"Aqui muitos pássaros lindos de variadas cores perto está uma juriti pronta para tomar um tiro no peito, mas não darei e a vida dela continua em homenagem a ti. Ela voou." (Carlos Lamarca - Diário).
Era o último dia de Carnaval no subúrbio
blocos decadentes
se decompunham desolados
crioulões jogavam bravatas
passistas gostosas faziam dengos
porristas militantes
tomavam engov com cachaça
prostitutas passavam a féria do dia
para gigolôs sem gravata
e piedade.
Eu parado no meu fusca
aguardava apreensivo o encontro
naquela estação abandonada da Linha Auxiliar.

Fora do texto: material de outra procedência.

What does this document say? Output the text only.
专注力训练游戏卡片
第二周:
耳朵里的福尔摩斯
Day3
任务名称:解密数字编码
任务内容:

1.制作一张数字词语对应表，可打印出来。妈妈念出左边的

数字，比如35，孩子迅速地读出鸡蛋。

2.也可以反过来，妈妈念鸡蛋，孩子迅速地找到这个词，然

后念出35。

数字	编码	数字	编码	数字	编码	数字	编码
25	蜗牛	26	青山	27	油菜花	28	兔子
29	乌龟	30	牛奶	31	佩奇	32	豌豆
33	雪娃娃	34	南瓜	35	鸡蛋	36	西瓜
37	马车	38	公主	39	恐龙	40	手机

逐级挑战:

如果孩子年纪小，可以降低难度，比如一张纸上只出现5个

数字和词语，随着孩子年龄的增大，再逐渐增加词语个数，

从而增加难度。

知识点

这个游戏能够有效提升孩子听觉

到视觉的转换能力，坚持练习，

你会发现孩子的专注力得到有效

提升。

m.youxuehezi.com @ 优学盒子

O capim alto escondia os trilhos
os vira-latas se escondiam
entre os entulhos ferroviários.
O Bar fechava
eu olhava o relógio
velhos de camiseta
jogavam sueca
e bebiam cerveja preta.
Há anos o trem não passava por ali
mas todos fingiam não perceber
e se mantinham numa discreta expectativa.
Ele chegou logo depois
entrou no carro
fechou os olhos
não por um cisco
mas por uma questão de segurança
deu boa noite
beijou Yara
partimos.
O capitão estava com um ridículo colar havaiano
que não disfarçava nada
No caminho,
a rádio anunciou a morte de um cardeal
particularmente reacionário.
Seres não tementes de Deus
vaiamos sua memória
com um silêncio cúmplice.
Comentário do pesquisador
Carlos Lamarca foi Capitão do Exército Brasileiro, desertou em 1969 e tornou-se um dos comandantes da Vanguarda Popular Revolucionária (VPR). Entre as suas ações, destaca-se a liderança do grupo que, em 1970, sequestrou o embaixador suíço Giovanni Bucher, no Rio de Janeiro, em troca da libertação de 70 presos políticos. Perseguido por mais de dois anos pelos militares, foi assassinado no interior da Bahia em 1971.